Chickas, I’m continuing on with Avery Flynn’s most excellent topic of underwear. Lingerie. Or in this instance, the space age eye patch for your va-ja-jay.
Awesome romance author, Sarah Grimm, sent me the link for a post about this new garment that’s sweeping the crack of society. I’ll admit to laughing until I cried. The backs of my knees, however, shivered and mumbled a grumbling protest. “Wear that thing and your ass cheeks will cut off my flow of air. Those support briefs you wear to keep everything in place are the only thing between us and them.” But think of my swagger, I countered. “Buy stock in Clorox,” the backs of my knees prompted, “’cause everyone who sees you in that eye patch will want to wash their eyes out with bleach.” Damn knees, anyhow.
So, I studied this design of the strapless G-string and its benefit to all you younger and more fit chickas. Really, there are so many benefits—and ways to up your Chick Swagger. I came up with Ten Reasons to Wear the Eye Patch:
• It’s like a piece of art with minimalist design.
• Provides great mobility and freedom of movement.
• No more restricting waist or leg bands.
• No panty lines.
• This item is a great time-saver. No more stepping into your panties and having them roll as you tug them over wet skin. Just snap these bad boys in place.
• If you enjoy tanning in the raw, this handy-dandy gadget will keep the bugs out of your “bug” while lying out in your backyard.
• Wearing it in the sun means no tan lines.
• When the bus is roaring down your street and your eight-year old can’t find her earmuffs, viola, snap one of these babies on her head and shove her out the door. Problem solved.
• Can also double as a sweatband on those hot, humid days.
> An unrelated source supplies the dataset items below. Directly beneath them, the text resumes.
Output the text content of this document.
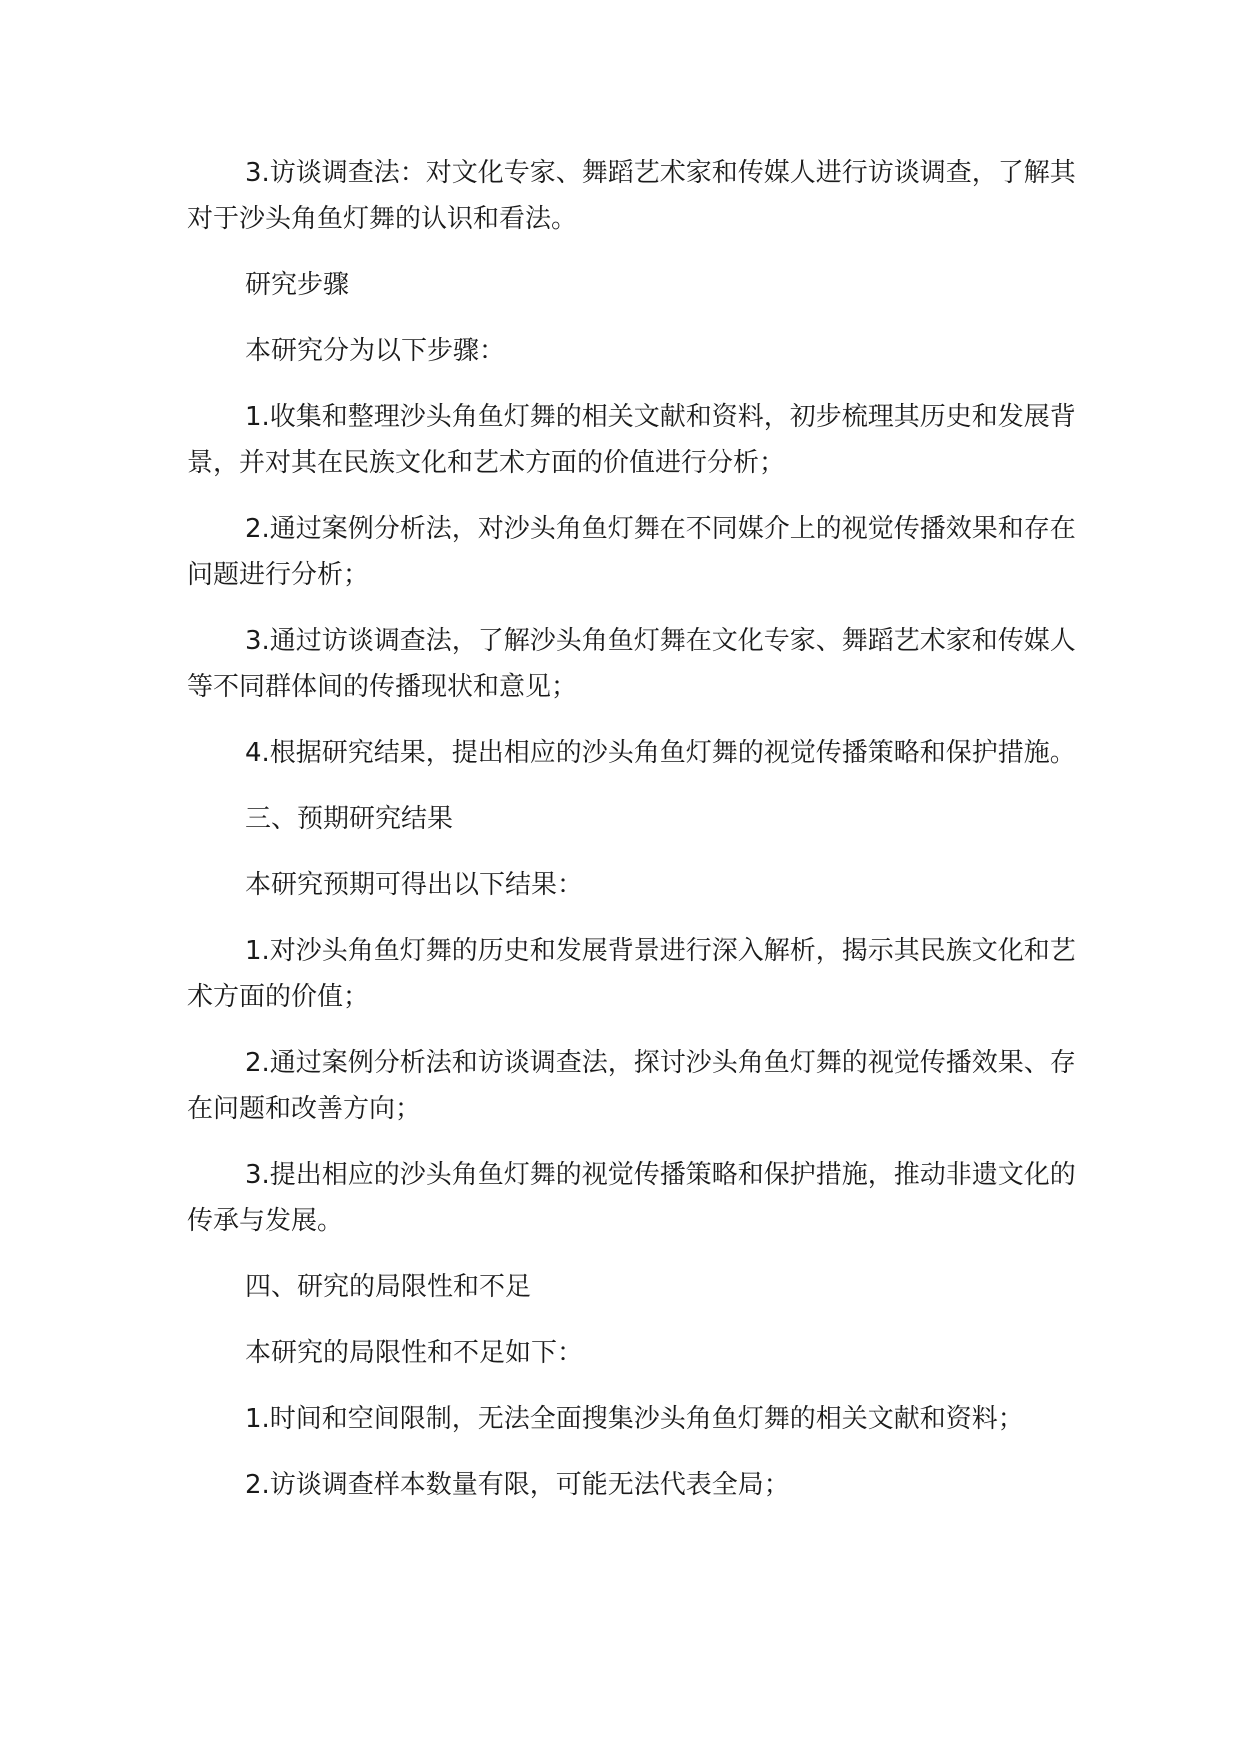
3.访谈调查法：对文化专家、舞蹈艺术家和传媒人进行访谈调查，了解其对于沙头角鱼灯舞的认识和看法。

研究步骤

本研究分为以下步骤：

1.收集和整理沙头角鱼灯舞的相关文献和资料，初步梳理其历史和发展背景，并对其在民族文化和艺术方面的价值进行分析；

2.通过案例分析法，对沙头角鱼灯舞在不同媒介上的视觉传播效果和存在问题进行分析；

3.通过访谈调查法，了解沙头角鱼灯舞在文化专家、舞蹈艺术家和传媒人等不同群体间的传播现状和意见；

4.根据研究结果，提出相应的沙头角鱼灯舞的视觉传播策略和保护措施。

三、预期研究结果

本研究预期可得出以下结果：

1.对沙头角鱼灯舞的历史和发展背景进行深入解析，揭示其民族文化和艺术方面的价值；

2.通过案例分析法和访谈调查法，探讨沙头角鱼灯舞的视觉传播效果、存在问题和改善方向；

3.提出相应的沙头角鱼灯舞的视觉传播策略和保护措施，推动非遗文化的传承与发展。

四、研究的局限性和不足

本研究的局限性和不足如下：

1.时间和空间限制，无法全面搜集沙头角鱼灯舞的相关文献和资料；

2.访谈调查样本数量有限，可能无法代表全局；
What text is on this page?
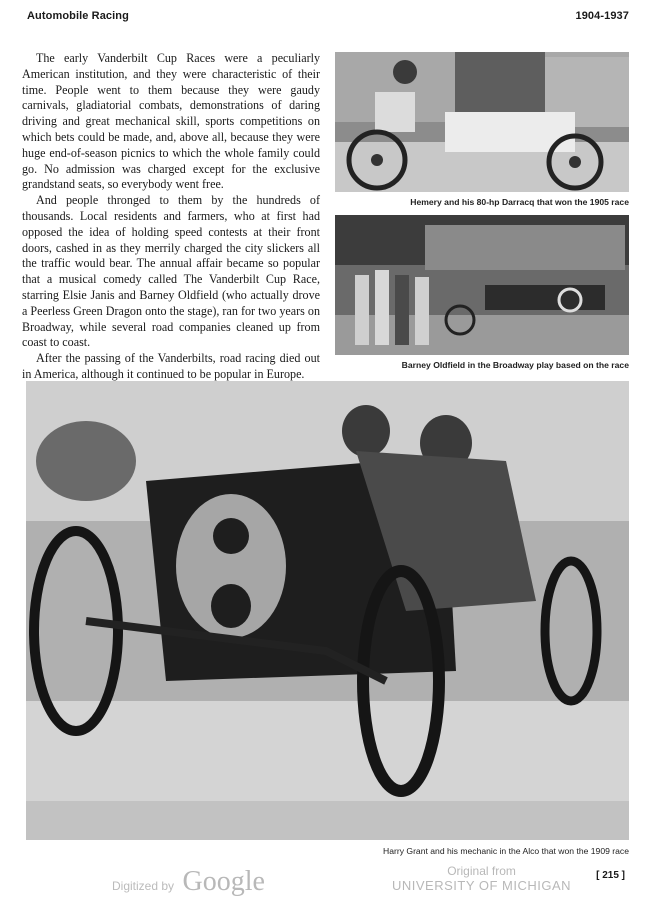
Automobile Racing	1904-1937

The early Vanderbilt Cup Races were a peculiarly American institution, and they were characteristic of their time. People went to them because they were gaudy carnivals, gladiatorial combats, demonstrations of daring driving and great mechanical skill, sports competitions on which bets could be made, and, above all, because they were huge end-of-season picnics to which the whole family could go. No admission was charged except for the exclusive grandstand seats, so everybody went free.

And people thronged to them by the hundreds of thousands. Local residents and farmers, who at first had opposed the idea of holding speed contests at their front doors, cashed in as they merrily charged the city slickers all the traffic would bear. The annual affair became so popular that a musical comedy called The Vanderbilt Cup Race, starring Elsie Janis and Barney Oldfield (who actually drove a Peerless Green Dragon onto the stage), ran for two years on Broadway, while several road companies cleaned up from coast to coast.

After the passing of the Vanderbilts, road racing died out in America, although it continued to be popular in Europe.

Hemery and his 80-hp Darracq that won the 1905 race
Barney Oldfield in the Broadway play based on the race
Harry Grant and his mechanic in the Alco that won the 1909 race
Digitized by Google	Original from
UNIVERSITY OF MICHIGAN
[ 215 ]
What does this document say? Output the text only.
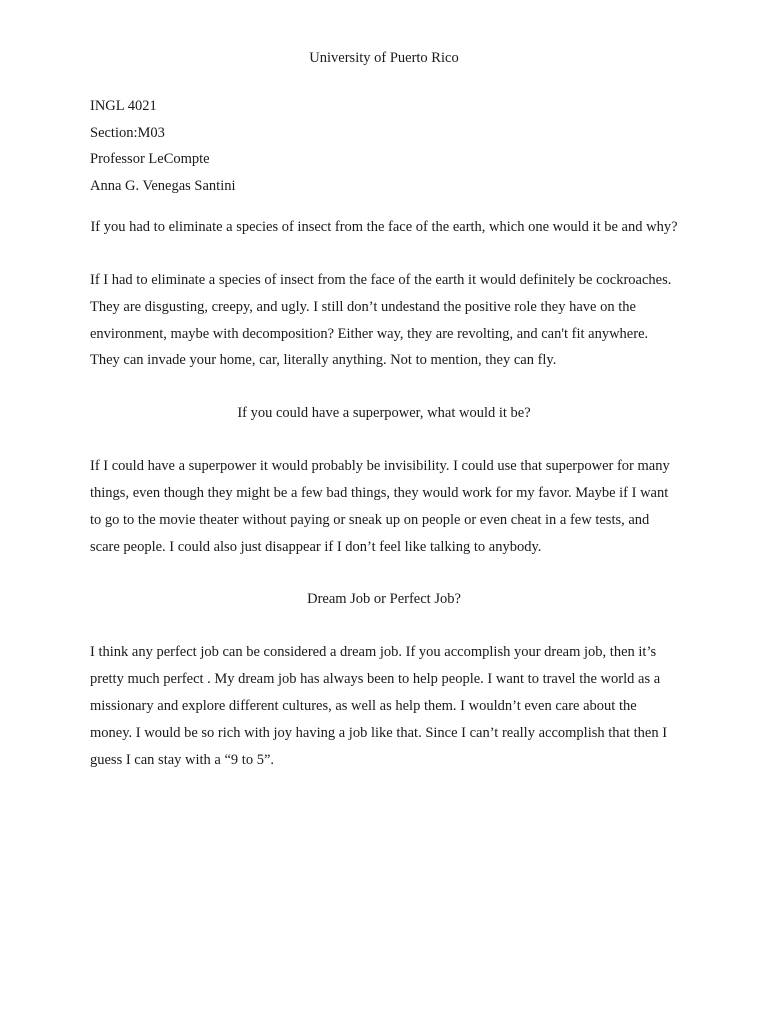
University of Puerto Rico

INGL 4021

Section:M03

Professor LeCompte

Anna G. Venegas Santini

If you had to eliminate a species of insect from the face of the earth, which one would it be and why?

If I had to eliminate a species of insect from the face of the earth it would definitely be cockroaches. They are disgusting, creepy, and ugly. I still don’t undestand the positive role they have on the environment, maybe with decomposition? Either way, they are revolting, and can't fit anywhere. They can invade your home, car, literally anything. Not to mention, they can fly.

If you could have a superpower, what would it be?

If I could have a superpower it would probably be invisibility. I could use that superpower for many things, even though they might be a few bad things, they would work for my favor. Maybe if I want to go to the movie theater without paying or sneak up on people or even cheat in a few tests, and scare people. I could also just disappear if I don’t feel like talking to anybody.

Dream Job or Perfect Job?

I think any perfect job can be considered a dream job. If you accomplish your dream job, then it’s pretty much perfect . My dream job has always been to help people. I want to travel the world as a missionary and explore different cultures, as well as help them. I wouldn’t even care about the money. I would be so rich with joy having a job like that. Since I can’t really accomplish that then I guess I can stay with a “9 to 5”.
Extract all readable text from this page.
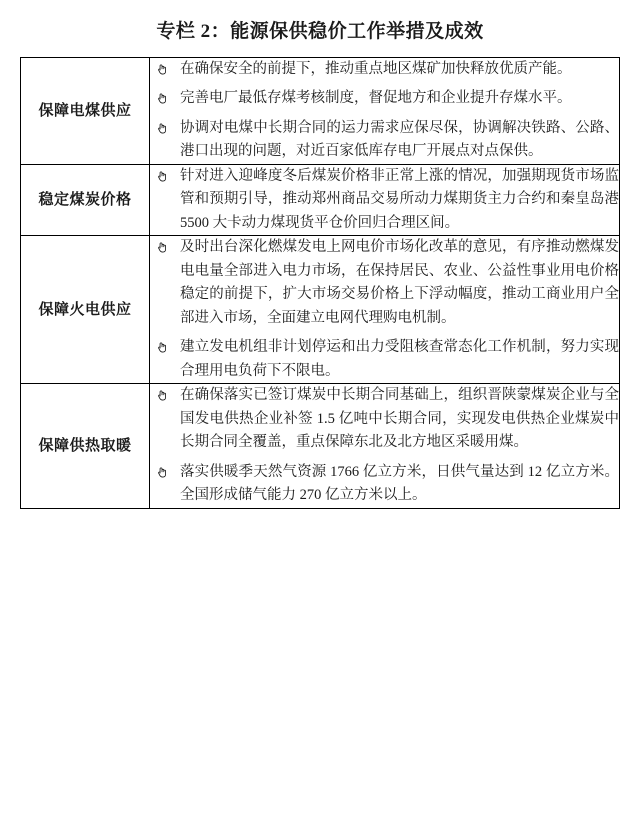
专栏 2：能源保供稳价工作举措及成效
保障电煤供应	
在确保安全的前提下，推动重点地区煤矿加快释放优质产能。
完善电厂最低存煤考核制度，督促地方和企业提升存煤水平。
协调对电煤中长期合同的运力需求应保尽保，协调解决铁路、公路、港口出现的问题，对近百家低库存电厂开展点对点保供。

稳定煤炭价格	
针对进入迎峰度冬后煤炭价格非正常上涨的情况，加强期现货市场监管和预期引导，推动郑州商品交易所动力煤期货主力合约和秦皇岛港 5500 大卡动力煤现货平仓价回归合理区间。

保障火电供应	
及时出台深化燃煤发电上网电价市场化改革的意见，有序推动燃煤发电电量全部进入电力市场，在保持居民、农业、公益性事业用电价格稳定的前提下，扩大市场交易价格上下浮动幅度，推动工商业用户全部进入市场，全面建立电网代理购电机制。
建立发电机组非计划停运和出力受阻核查常态化工作机制，努力实现合理用电负荷下不限电。

保障供热取暖	
在确保落实已签订煤炭中长期合同基础上，组织晋陕蒙煤炭企业与全国发电供热企业补签 1.5 亿吨中长期合同，实现发电供热企业煤炭中长期合同全覆盖，重点保障东北及北方地区采暖用煤。
落实供暖季天然气资源 1766 亿立方米，日供气量达到 12 亿立方米。全国形成储气能力 270 亿立方米以上。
• Or, if your hair curls all over the place in high humidity, this makes a great headband. The slight fishy smell you imagine you detect is merely an illusion, as are the cats that follow you.
For those of you planning your own or a loved one’s wedding. There’s also a bridal version. Since there’s bound to be a fair amount of nervous sweating on the big day, adhesive is recommended. After all, something old, something new, something borrowed, something glued.
Now since we’re all about equality here at Chick Swagger, I’d be remiss in not mentioning this product also comes in a male version. Slip Big Daddy and the twins into the pocket and snap the thang into place.
And because I enjoy the back view so well…
So, what do you think? Is there room in your lingerie drawer for a handful of these babies?